Я научилась быть незаметной внешне, но внутри меня росла злая, холодная наблюдательность. Я поняла: если система считает тебя балластом, у тебя есть два пути. Либо позволить перековать себя в еще одну деталь отлаженного механизма, либо стать настолько гибкой и острой, чтобы протискиваться сквозь любые шестеренки. Мой «задор» не был глупым детским весельем. Это был мой способ не сойти с ума среди этого серого, монотонного бетона. Если бы я замерла хоть на минуту, как требовали родители, я бы стала такой же мертвой, как и они сами.
Для нашей маленькой семьи я была непредвиденной погрешностью, ошибкой в расчетах. Я родилась смуглой — природа зачем-то наградила меня темной кожей, которая резко выделяла меня среди блеклых, желтоватых от авитаминоза лиц остальных жителей форта. На их фоне я выглядела чужеродно, как пятно копоти на чистом бланке, а на голове при этом упрямо росла неукротимая копна совершенно светлых, выбеленных волос. Они никак не желали ложиться в аккуратную прическу и вечно топорщились во все стороны, выдавая мой беспокойный нрав.
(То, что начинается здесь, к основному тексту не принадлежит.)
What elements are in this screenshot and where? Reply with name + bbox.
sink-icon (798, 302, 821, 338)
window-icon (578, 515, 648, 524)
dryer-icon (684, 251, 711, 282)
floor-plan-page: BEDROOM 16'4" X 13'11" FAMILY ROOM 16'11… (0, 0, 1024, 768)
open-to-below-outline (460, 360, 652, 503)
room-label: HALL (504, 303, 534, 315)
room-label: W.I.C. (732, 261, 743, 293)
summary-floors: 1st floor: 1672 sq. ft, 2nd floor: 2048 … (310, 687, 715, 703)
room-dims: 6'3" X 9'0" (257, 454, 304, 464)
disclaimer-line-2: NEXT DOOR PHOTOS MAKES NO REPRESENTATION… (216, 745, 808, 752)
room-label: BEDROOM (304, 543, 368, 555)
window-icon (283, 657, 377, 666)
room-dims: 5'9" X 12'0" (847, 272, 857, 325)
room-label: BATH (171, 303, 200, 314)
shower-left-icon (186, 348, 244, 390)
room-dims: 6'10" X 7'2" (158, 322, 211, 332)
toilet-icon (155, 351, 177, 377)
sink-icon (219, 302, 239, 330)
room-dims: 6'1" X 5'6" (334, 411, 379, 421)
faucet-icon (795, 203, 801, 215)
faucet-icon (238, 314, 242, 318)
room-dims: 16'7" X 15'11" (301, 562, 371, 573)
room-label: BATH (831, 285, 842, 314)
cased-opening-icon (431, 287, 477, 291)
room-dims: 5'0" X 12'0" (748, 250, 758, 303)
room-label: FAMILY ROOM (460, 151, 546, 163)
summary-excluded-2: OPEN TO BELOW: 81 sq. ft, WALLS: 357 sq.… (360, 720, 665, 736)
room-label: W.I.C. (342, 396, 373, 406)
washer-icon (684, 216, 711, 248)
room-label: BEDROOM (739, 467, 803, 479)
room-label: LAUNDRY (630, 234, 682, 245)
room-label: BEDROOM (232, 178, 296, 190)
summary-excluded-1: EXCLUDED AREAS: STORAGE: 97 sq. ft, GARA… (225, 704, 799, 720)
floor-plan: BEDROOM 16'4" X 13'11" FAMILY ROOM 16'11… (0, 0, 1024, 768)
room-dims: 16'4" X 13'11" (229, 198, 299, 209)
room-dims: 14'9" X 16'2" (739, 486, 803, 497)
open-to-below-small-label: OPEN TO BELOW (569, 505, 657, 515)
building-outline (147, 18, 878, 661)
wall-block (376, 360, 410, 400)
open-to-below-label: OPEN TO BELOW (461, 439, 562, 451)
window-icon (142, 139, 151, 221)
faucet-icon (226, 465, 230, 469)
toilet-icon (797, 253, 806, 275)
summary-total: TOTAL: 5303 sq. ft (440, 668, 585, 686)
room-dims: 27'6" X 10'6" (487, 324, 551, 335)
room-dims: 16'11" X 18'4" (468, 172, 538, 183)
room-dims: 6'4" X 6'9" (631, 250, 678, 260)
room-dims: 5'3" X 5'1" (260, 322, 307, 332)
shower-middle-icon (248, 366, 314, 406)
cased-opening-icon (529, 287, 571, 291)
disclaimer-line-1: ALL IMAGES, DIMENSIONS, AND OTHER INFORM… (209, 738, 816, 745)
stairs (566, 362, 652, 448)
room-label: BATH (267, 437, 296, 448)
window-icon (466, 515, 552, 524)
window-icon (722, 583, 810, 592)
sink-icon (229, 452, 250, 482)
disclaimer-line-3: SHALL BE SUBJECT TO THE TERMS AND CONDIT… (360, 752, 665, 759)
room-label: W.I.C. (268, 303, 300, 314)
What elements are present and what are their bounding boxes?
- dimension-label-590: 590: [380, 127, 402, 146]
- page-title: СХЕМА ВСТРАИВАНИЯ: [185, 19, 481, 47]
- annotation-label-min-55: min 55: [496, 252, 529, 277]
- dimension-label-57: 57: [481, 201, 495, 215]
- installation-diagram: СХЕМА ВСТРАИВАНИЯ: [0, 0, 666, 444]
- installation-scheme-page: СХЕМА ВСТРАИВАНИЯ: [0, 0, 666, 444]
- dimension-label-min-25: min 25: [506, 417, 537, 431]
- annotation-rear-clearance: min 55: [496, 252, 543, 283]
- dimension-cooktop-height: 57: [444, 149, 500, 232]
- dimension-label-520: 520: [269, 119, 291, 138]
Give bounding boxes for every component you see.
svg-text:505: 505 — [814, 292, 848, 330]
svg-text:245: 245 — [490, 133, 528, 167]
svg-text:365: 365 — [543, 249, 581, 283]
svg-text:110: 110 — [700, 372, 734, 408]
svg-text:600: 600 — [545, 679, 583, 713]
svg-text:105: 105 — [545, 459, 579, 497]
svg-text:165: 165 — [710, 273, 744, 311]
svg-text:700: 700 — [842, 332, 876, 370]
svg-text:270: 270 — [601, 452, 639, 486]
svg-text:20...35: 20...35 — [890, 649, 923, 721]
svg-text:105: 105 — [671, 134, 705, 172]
На этой почве в нашей тесной ячейке часто вспыхивали ссоры. Они были тихими, удушливыми, без криков — в форте не любили привлекать к себе внимание, — но от этого ещё более страшными. Отец, возвращаясь со смены, подолгу угрюмо разглядывал меня. В его взгляде не было отцовского тепла — только тяжёлое, злое подозрение.
Моя смуглая кожа на фоне его блёклого, желтоватого лица казалась ему чужеродным пятном, напоминанием о том, чего он не мог объяснить и принять. А упрямая копна светлых волос лишь сильнее подчёркивала эту непохожесть, делая меня похожей на необъяснимую загадку природы.
Он молча переводил взгляд на мать, и в этой тишине звенел немой, яростный вопрос. Мать в ответ лишь сильнее сжимала губы, и её лицо становилось окончательно каменным. Они никогда не говорили об этом при мне открыто, но я кожей чувствовала: для отца я была не просто обузой. Я была живым доказательством того, насколько несовершенен и непредсказуем этот мир.
В его глазах я была не дочерью, а постоянным напоминанием о том, что даже в строго выверенной системе Новой Республики могут случаться сбои, которые невозможно исправить или подчинить правилам.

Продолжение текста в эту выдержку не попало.